キルラキル -KILL la KILL- 水鏡副会長の日常非日常 作:雅蓮
本能字学園生徒会長室最上階
「お遊びもそれくらいにしておけ水鏡」
昨日、蟇郡 苛を吹き飛ばした件で呼び出された水鏡。
「いやいや申し訳ないね」
ソファーに深々と腰掛け、足を組んだ状態で悪びれもなく謝る。
ピシリ! 二人の中間にあるティーカップに皹が入る。
「おやおや申し訳ありませんカップを交換いたします」
影で控えていた揃 三蔵が割ってはいる。
皹の入ったカップとこぼれた中身を吹きながら言葉をさえぎる。
「まぁいい以降気をつけろ」
興が削がれ、話を終了する。
「おk~じゃあね」
立ち上がり、扉を開ける。
去り際に・・・。
「またね、さつきちゃん」
にっこり笑いながら部屋を後にした。
「あいつは・・・」
「「「「「死ね!!!!!!副会長!!!!!」」」」」
数人の一つ星生徒が飛び掛る。
水鏡の上に山のようにのしかかる。
「「「「「これで副会長もひとたまりもない」」」」」
グラ・・・。
水鏡の上に圧し掛かった人の山が、わずかに持ち上がる。
「いやいやないない」
完全に持ち上げ、立ち上がる。
何故か一人も、ピクリとも動くことが出来ない。
飛び込む瞬間、一人一人緻密に関節を極められている。
「ほっ!」
そのまま、上に飛ばす。
空中に舞うひとつ星の生徒たち。
関節がはずれ、天井に激突し、重力に従い落ちる。
落下し地面に落ちるまでの数瞬に一人一人、順々に蹴り飛ばし壁にめり込ませていく。
「ふぅ今回は、貫通しなかったな俺も成長したもんだ」
服についた砂埃を落としながら、再び歩き始める。
本来授業中であるはずの廊下には、人っ子一人居ない状態である。
「しかし、陽動にしたって俺相手に少なすぎるな・・・。」
しばらく歩いて2年生教室があるのゾーンに差し掛かる。
すると目の前の2年甲組の前に風紀部の面々が勢ぞろいしている。
教室の扉の前では、授業中にもかかわらず蟇郡 苛が、扉を蹴破っている最中だった。
「いやいや、あの体格が変わるのって特殊能力なの?」
近くの風紀部の平部員に話しかける水鏡。
戸惑っている平部員を尻目に教室の中では蟇郡 苛が演説を行っていた。
しばらくすると、教室の中から催涙物質が含まれた煙と共に無星の生徒が飛び出してくる。
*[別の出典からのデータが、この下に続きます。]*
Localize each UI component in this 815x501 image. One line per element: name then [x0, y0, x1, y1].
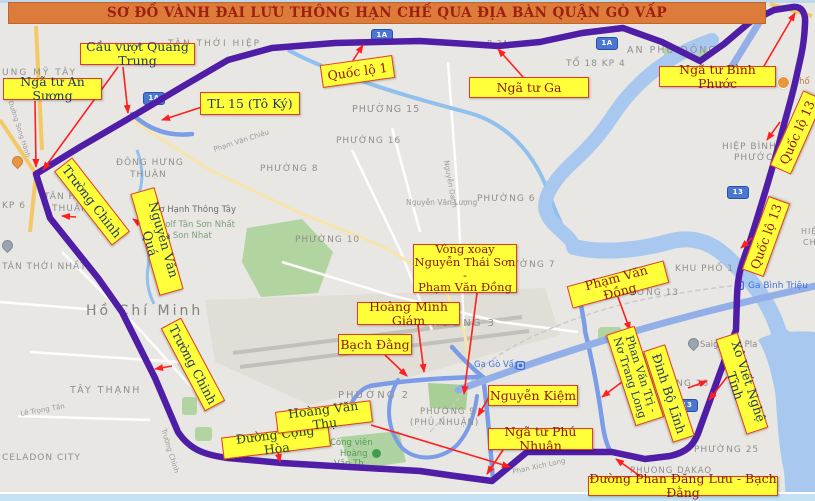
- label-hoang-minh-giam: Hoàng Minh Giám: [357, 302, 460, 325]
- label-duong-phan-dang-luu-bach-dang: Đường Phan Đăng Lưu - Bạch Đằng: [588, 476, 778, 496]
- label-nga-tu-binh-phuoc: Ngã tư Bình Phước: [659, 66, 776, 87]
- label-quoc-lo-13-north: Quốc lộ 13: [770, 90, 815, 174]
- label-quoc-lo-13-south: Quốc lộ 13: [742, 196, 790, 277]
- title-bar: SƠ ĐỒ VÀNH ĐAI LƯU THÔNG HẠN CHẾ QUA ĐỊA…: [8, 2, 766, 24]
- label-quoc-lo-1: Quốc lộ 1: [320, 55, 395, 88]
- label-nguyen-kiem: Nguyễn Kiệm: [488, 385, 578, 406]
- label-truong-chinh-north: Trường Chinh: [54, 157, 130, 245]
- label-vong-xoay-nguyen-thai-son: Vòng xoayNguyễn Thái Sơn -Phạm Văn Đồng: [413, 244, 517, 293]
- traffic-ring-diagram: TÂN THỚI HIỆPUNG MỸ TÂYP 3ATỔ 18 KP 4AN …: [0, 0, 815, 501]
- label-nguyen-van-qua: Nguyễn Văn Quá: [130, 187, 183, 296]
- label-pham-van-dong: Phạm Văn Đồng: [567, 260, 670, 308]
- callout-label-layer: Cầu vượt Quang TrungNgã tư An SươngTL 15…: [0, 0, 815, 501]
- label-cau-vuot-quang-trung: Cầu vượt Quang Trung: [80, 43, 195, 65]
- label-xo-viet-nghe-tinh: Xô Viết Nghệ Tĩnh: [716, 332, 769, 434]
- label-tl-15-to-ky: TL 15 (Tô Ký): [200, 92, 300, 115]
- label-bach-dang: Bạch Đằng: [338, 334, 412, 355]
- label-truong-chinh-south: Trường Chinh: [161, 318, 225, 412]
- label-nga-tu-ga: Ngã tư Ga: [469, 77, 589, 98]
- label-nga-tu-phu-nhuan: Ngã tư Phú Nhuận: [488, 428, 593, 450]
- label-nga-tu-an-suong: Ngã tư An Sương: [3, 78, 102, 100]
- page-title: SƠ ĐỒ VÀNH ĐAI LƯU THÔNG HẠN CHẾ QUA ĐỊA…: [107, 5, 667, 21]
- label-hoang-van-thu: Hoàng Văn Thụ: [275, 400, 373, 434]
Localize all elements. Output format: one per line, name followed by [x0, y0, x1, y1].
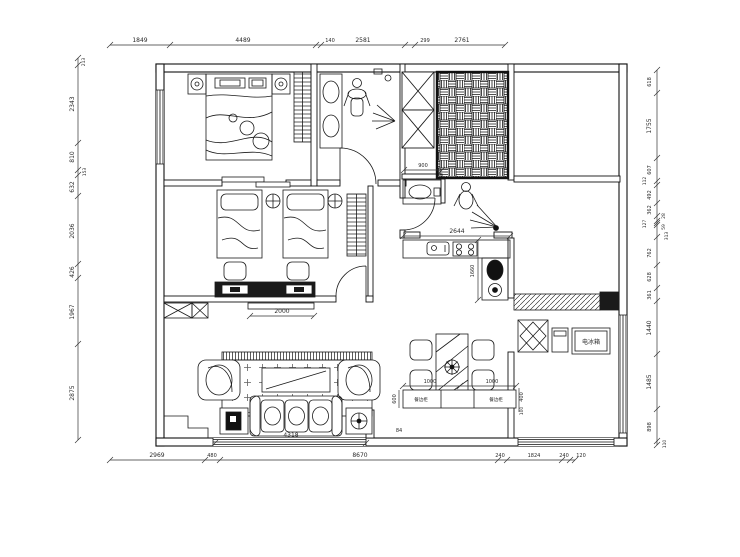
- sideboard-label-1: 餐边柜: [414, 396, 428, 403]
- entry-step: [164, 416, 208, 438]
- dim-right-13: 361: [647, 290, 653, 300]
- dining-chair-3: [472, 340, 494, 360]
- dim-balcony-a: 400: [519, 392, 525, 402]
- dim-right-11: 762: [647, 248, 653, 258]
- dim-left-4: 153: [82, 168, 88, 177]
- dim-bottom-6: 240: [559, 453, 569, 459]
- dim-living-window-label: 4318: [283, 432, 298, 439]
- dim-right-9: 59: [661, 224, 667, 230]
- dimension-labels-bottom: 2969 480 8670 240 1824 240 120: [149, 452, 585, 459]
- potted-plant: [518, 320, 548, 352]
- shower-spray-icon: [470, 205, 497, 228]
- floor-drain-icon: [494, 226, 499, 231]
- utility-cabinet: [552, 328, 568, 352]
- dim-left-3: 810: [69, 151, 76, 163]
- bathroom-top: [320, 69, 395, 184]
- dimension-labels-right: 618 1755 607 112 492 362 127 28 59 313 7…: [642, 77, 670, 448]
- dim-left-7: 426: [69, 266, 76, 278]
- dim-bottom-3: 8670: [352, 452, 367, 459]
- shower-spray-icon: [372, 105, 395, 129]
- window-balcony-bottom: [518, 438, 614, 446]
- living-room: [164, 303, 380, 446]
- dim-right-16: 898: [647, 422, 653, 432]
- gas-stove: [453, 242, 477, 256]
- dimension-chain-right: [654, 67, 660, 448]
- dim-left-6: 2036: [69, 223, 76, 238]
- tiled-shower-room: [437, 72, 508, 178]
- dim-bottom-1: 2969: [149, 452, 164, 459]
- master-bedroom: [188, 72, 311, 187]
- dim-right-2: 1755: [646, 118, 653, 133]
- side-table-right: [346, 408, 372, 434]
- door-bathroom-top: [340, 148, 376, 184]
- dim-right-7: 127: [642, 220, 648, 229]
- dim-bottom-7: 120: [576, 453, 586, 459]
- door-bathroom-small: [403, 198, 435, 230]
- dim-top-4: 2581: [355, 37, 370, 44]
- dim-right-4: 112: [642, 177, 648, 186]
- double-bed: [206, 74, 272, 160]
- dim-entry-label: 84: [396, 428, 402, 434]
- dim-basin-label: 900: [418, 163, 428, 169]
- dim-right-8: 28: [661, 213, 667, 219]
- dim-right-17: 110: [662, 440, 668, 449]
- sofa: [250, 396, 342, 436]
- dim-right-14: 1440: [646, 320, 653, 335]
- dim-right-15: 1485: [646, 374, 653, 389]
- dim-right-5: 492: [647, 190, 653, 200]
- dim-right-12: 628: [647, 272, 653, 282]
- window-balcony-right: [619, 315, 627, 433]
- dim-left-2: 2343: [69, 96, 76, 111]
- floor-plan-drawing: 1849 4489 140 2581 299 2761 213 2343 810…: [0, 0, 740, 557]
- dim-left-9: 2875: [69, 385, 76, 400]
- dimension-chain-bottom: [107, 457, 578, 463]
- fridge-label: 电冰箱: [582, 338, 600, 346]
- bedside-lamp-2: [328, 194, 342, 208]
- sliding-door-master: [222, 177, 290, 187]
- dim-left-5: 632: [69, 181, 76, 193]
- dim-right-6: 362: [647, 205, 653, 215]
- vanity-double-sink: [320, 74, 342, 148]
- door-bedroom2: [336, 266, 366, 296]
- shaft-columns: [402, 72, 434, 148]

チラッと水鏡を見る事もなく、大事そうに一着の制服を抱えながら階段を駆け下りていった。
「またスパイか」
階段を駆け下りていった、スパイ生徒に対して蟇郡 苛は窓から飛び降りって追いかけていた。
「フムフム面白そうだ。」
高みの見物を決め込んだ水鏡は、窓から飛び出し窓枠を足場に上をめざして、高所を目指す。
頂上にたどり着く頃には、ほとんど決着がついていた。
一つ星極制服を纏った、スパイ生徒が三つ星極制服を纏った蟇郡 苛にボコボコにされていた。
しばらくして、スパイ生徒に盗まれていた制服を回収した蟇郡 苛が本能字学園の絶対的なルールについて説明した後、鬼龍院 皐月がさらに演説に花を添えた。
すべての生徒が鬼龍院 皐月を見る中、隣に立っている水鏡 冥だけがその驚異的な視力で本能町の入り口に立っている一人の少女に向いていた。
「本当に面白いやつが来た」
その声を、隣に立っていた鬼龍院 皐だけが聞いていた。